Inspiration comes from having seen too much cruelty, ignorance and neglect. Toomany people buy Burmese pythons, never knowing they can reach 20 feet and 200 pounds.

In south Florida, so many have been dumped that they are devouring the native wildlife, including endangered storks. The snakes themselves fare no better in the wild, dying in winter freezes.

D'Alessio has seen serpents meet the sad end. Once, in Greenville, he found a 4-foot python floating dead in the Tar River - obviously a tossed-out reptile refugee wondering how it got so far from Ghana.

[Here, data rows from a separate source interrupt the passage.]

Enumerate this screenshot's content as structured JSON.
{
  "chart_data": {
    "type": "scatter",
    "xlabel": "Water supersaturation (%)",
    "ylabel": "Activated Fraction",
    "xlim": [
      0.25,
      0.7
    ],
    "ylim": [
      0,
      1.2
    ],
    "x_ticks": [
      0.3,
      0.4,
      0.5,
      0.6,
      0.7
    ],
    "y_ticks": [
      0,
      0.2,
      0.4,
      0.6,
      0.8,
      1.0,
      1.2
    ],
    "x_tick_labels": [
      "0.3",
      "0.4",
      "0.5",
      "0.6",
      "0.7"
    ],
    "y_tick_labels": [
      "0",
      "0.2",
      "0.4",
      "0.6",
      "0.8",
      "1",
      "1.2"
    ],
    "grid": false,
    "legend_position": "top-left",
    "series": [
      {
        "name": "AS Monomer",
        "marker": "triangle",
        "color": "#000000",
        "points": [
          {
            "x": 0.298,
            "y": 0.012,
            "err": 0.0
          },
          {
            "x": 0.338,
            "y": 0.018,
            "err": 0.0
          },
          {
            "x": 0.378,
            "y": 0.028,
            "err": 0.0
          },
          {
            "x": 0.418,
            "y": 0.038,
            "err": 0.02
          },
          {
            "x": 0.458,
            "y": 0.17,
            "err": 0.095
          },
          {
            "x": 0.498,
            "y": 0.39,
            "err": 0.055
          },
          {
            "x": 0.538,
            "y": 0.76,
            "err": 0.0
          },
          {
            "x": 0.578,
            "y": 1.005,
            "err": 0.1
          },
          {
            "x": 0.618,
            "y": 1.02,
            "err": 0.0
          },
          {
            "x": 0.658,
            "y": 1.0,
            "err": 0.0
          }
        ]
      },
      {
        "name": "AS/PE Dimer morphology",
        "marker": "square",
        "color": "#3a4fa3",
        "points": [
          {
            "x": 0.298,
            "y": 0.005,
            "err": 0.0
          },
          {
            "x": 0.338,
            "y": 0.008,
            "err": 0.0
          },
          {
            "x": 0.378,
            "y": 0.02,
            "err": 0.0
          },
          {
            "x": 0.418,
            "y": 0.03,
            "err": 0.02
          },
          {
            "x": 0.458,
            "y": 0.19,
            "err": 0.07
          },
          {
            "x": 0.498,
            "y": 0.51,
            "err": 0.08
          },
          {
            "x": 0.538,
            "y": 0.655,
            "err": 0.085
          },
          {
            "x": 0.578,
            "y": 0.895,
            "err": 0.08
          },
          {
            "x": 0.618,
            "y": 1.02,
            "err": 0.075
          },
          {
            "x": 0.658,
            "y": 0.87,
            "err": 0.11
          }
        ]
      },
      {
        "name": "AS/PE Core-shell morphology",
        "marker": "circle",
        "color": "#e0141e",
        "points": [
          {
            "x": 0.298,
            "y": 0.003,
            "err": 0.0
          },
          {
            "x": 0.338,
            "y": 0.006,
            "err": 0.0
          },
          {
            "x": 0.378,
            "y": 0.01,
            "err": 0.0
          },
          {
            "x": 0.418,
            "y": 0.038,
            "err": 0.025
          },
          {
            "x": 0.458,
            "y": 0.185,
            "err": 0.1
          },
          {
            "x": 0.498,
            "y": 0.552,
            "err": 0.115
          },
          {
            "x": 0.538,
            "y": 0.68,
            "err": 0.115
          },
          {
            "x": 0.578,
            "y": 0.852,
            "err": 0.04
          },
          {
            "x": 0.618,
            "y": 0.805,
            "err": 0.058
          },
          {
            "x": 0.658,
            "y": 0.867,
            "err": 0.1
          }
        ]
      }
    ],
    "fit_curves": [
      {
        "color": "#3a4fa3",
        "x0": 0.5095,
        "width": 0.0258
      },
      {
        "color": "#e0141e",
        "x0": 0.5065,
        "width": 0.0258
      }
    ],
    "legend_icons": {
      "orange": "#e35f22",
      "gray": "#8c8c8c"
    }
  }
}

What D'Alessio has in mind is a collection of snake-loving college students united under one banner, operating a serpent shelter with donated tanks.

"We just can't see snakes thrown out," said Alex Dancer, 18.

Supplies won't be a problem. Samantha, the 10-pound python D'Alessio adopted last week, came with a pair of tanks courtesy of her grateful former owner. Mice will come from sympathetic snake breeders, and if that doesn't suffice, D'Alessio knows how to breed them.

From there, Carolina Reptile Rescue will operate a snake adoption program. Details are being hashed out, but the idea is to have new owners sign a waiver agreeing to have their snake tanks inspected after a week or so.

"I'm not saying you need an electronic thermostat,"D'Alessio said. "I'm saying you need bedding, a decent water pond, a heat source and a hide box."

With three pythons in his southwest Raleigh apartment, D'Alessio doesn't seem like a herpephile in over his head. You wouldn't even guess that inside this nondescript building off Lineberry Road, there's a trio of constrictors.

Besides being pregnant, Basil has a respiratory ailment that requires medicine fed orally through a dropper each day. When D'Alessio got her, part of her tail had been cut off, leaving a stump.

Then there's Dao in the tank across the room, whose neurological issues cause him to turn repeated back flips. Meanwhile, Samantha is shedding.

It's a lot to keep your eye on, but D'Alessio is already thinking of switching from mechanical engineering to veterinary science at Wake Tech.

Ask him how he developed such fondness for a creature long associated with sneakiness and sin and D'Alessio will tell you that snakes can do so much more than dogs. They're so much more mobile, he explains as a python knots itself around his fist.

Someone needs to watch out for the legless among us. Someone needs to shelter the beasts that crawl through life on their bellies. From his student apartment, D'Alessio offers his warm heart to the cold-blooded.